此人正是王齐,方才的木人就是从他队友那里脱出的。对于他的举动,白发少年只是看了他一眼,简洁的说道:
“悲欢楼,石崑。”
“!”
氛围变了。
亦天铃和亦天凛察觉到异样,同门的表情从一开始的或恼火或敬佩,逐渐凝固,最后变为复杂且掺着更多负面情绪的表情,好似换了一副面孔。更奇怪的是,就连南飞鍠他们都露出不带恶意的相似表情,似乎对于中原武人来讲,按常理,他们就应当这样一般。
“悲欢楼?”亦天凛发出疑问的语气,很快便得到同门的答复:“悲欢楼,乃武林四大世家之一的石家所创,”带着严肃的神情,红儿讲到,“是个不分对错,接单杀人的刺客组织。”

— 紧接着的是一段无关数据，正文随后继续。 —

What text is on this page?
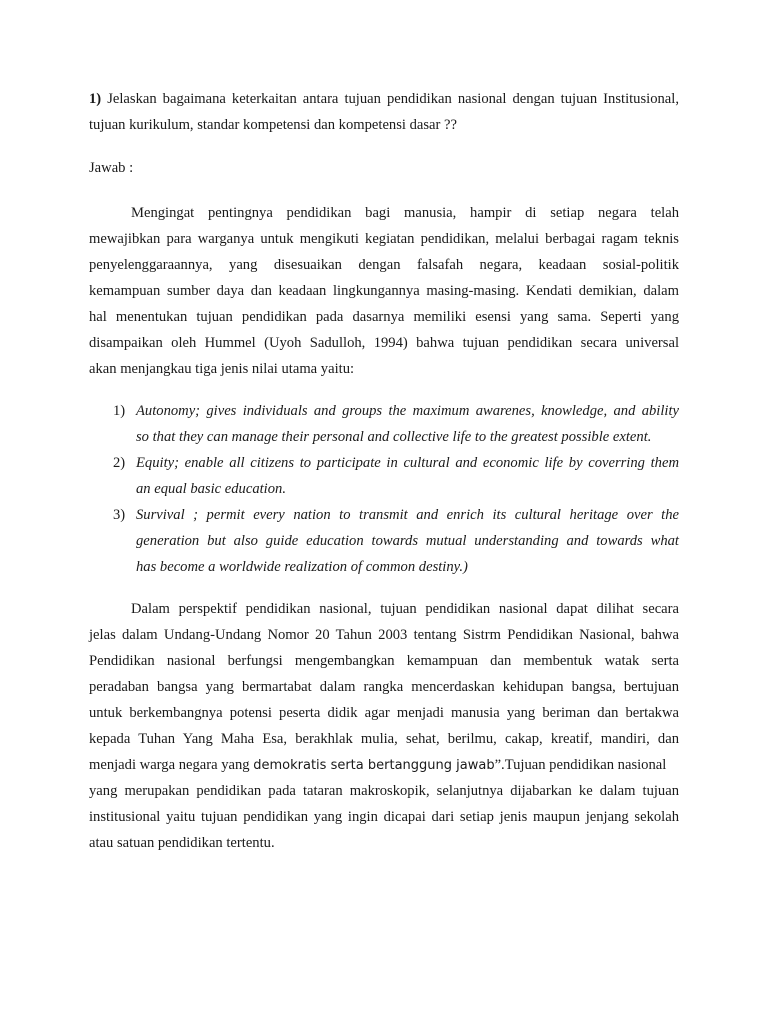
1) Jelaskan bagaimana keterkaitan antara tujuan pendidikan nasional dengan tujuan Institusional,
tujuan kurikulum, standar kompetensi dan kompetensi dasar ??
Jawab :
Mengingat pentingnya pendidikan bagi manusia, hampir di setiap negara telah
mewajibkan para warganya untuk mengikuti kegiatan pendidikan, melalui berbagai ragam teknis
penyelenggaraannya, yang disesuaikan dengan falsafah negara, keadaan sosial-politik
kemampuan sumber daya dan keadaan lingkungannya masing-masing. Kendati demikian, dalam
hal menentukan tujuan pendidikan pada dasarnya memiliki esensi yang sama. Seperti yang
disampaikan oleh Hummel (Uyoh Sadulloh, 1994) bahwa tujuan pendidikan secara universal
akan menjangkau tiga jenis nilai utama yaitu:
1) Autonomy; gives individuals and groups the maximum awarenes, knowledge, and ability
so that they can manage their personal and collective life to the greatest possible extent.
2) Equity; enable all citizens to participate in cultural and economic life by coverring them
an equal basic education.
3) Survival ; permit every nation to transmit and enrich its cultural heritage over the
generation but also guide education towards mutual understanding and towards what
has become a worldwide realization of common destiny.)
Dalam perspektif pendidikan nasional, tujuan pendidikan nasional dapat dilihat secara
jelas dalam Undang-Undang Nomor 20 Tahun 2003 tentang Sistrm Pendidikan Nasional, bahwa
Pendidikan nasional berfungsi mengembangkan kemampuan dan membentuk watak serta
peradaban bangsa yang bermartabat dalam rangka mencerdaskan kehidupan bangsa, bertujuan
untuk berkembangnya potensi peserta didik agar menjadi manusia yang beriman dan bertakwa
kepada Tuhan Yang Maha Esa, berakhlak mulia, sehat, berilmu, cakap, kreatif, mandiri, dan
menjadi warga negara yang demokratis serta bertanggung jawab”.Tujuan pendidikan nasional
yang merupakan pendidikan pada tataran makroskopik, selanjutnya dijabarkan ke dalam tujuan
institusional yaitu tujuan pendidikan yang ingin dicapai dari setiap jenis maupun jenjang sekolah
atau satuan pendidikan tertentu.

“江湖上赫赫有名的正派人士,不知有多少殒命在这群刺客之手。”
“悲欢楼……钟家也是因为他们才……”若昕的表情很是纠结,“没想到竟会在这里遇到悲欢楼中人,而且还是同门……”
亦天凛看向她妹妹,她妹妹也看向他。
但意外总是先一步发生,不等其他人反应,一个激动的同门就提刀冲上前来:“姓石的!我父亲因悲欢楼而死,你这就偿命来!”
“咦?”
此人也与王齐同组,具体来讲,是王齐的跟班。见他眼中的愤怒,王齐也重新拿起棍棒,摆好架势:“你们悲欢楼的人,接单杀人、丧尽天良,我早就想教训你们了!”
这亦天凛是没想到的。看着试图阻止的钟若昕与反驳她的其他人,失态仿佛正在朝一边倒的方向进行——侠客本为除恶安良,这看似荒唐的暴动在此时的众人眼里却代表着无存疑的正义——但无论处于何种目的,这样的行动,毫无意义。
“都住手!”果然,柳心萍叫停了众人,“你们当这里没师长了吗!”最终,一切恢复正轨。但瞥见王齐等人眼中的执念与隐忍,亦天凛知道,一旦脱离束缚——这场架,还会再度打响。
“亦兄!要不要与我们一组!”
最终,到了分组的时候,亦天铃很自然的跑去找她的两个姐妹,亦天凛则在闲逛,被已经组队的两人撞个正着。“哎呀,真是盛情难却啊!”亦天凛很自然的与其击掌,“如果不是我和姜兄、项兄已经组好队了,我真想就这么答应下来啊~”
“诶?”第一次被亦天凛拒绝的南飞鍠惋惜的感叹:“这样啊……真可惜,要是亦兄愿意来的话,我们绝对百战百胜来着……”
“喔!好感动,居然这么相信我!我都感动到有一丝丝推掉他们来投靠你们的念头了,不过嘛——”他话锋一转,“我觉得,在那边站着的,孤零零的同门,好像也挺靠谱的,从数量上来讲,正正好好嘛~”
“——咦?”
顺着他的手指,二人见了他口中的“靠谱”的人,都愣住了。
“石,石兄,吗?”
南飞鍠摸摸脑袋,“确实,他确实实力强劲……”对于亦天凛的提议,他有些犹豫,同时天凛也察觉到程墉的视线,与其对视,发现虽然他没什么情绪,但也在思索什么。亦天凛只是对他眨眨眼睛,对二人继续说道:“兄弟怎么可能坑你们呢,你们想啊,能拿到侠隐令,来到这里——终究还是为了一个‘侠’字的,那自然也是可亲的同门对吧?”
“!”
他带着轻松,继续讲到:“那么,如何邀请一个自信的、有些孤僻的强大同门?亦兄建议你们——直接跑到他面前,并面带笑容哦。”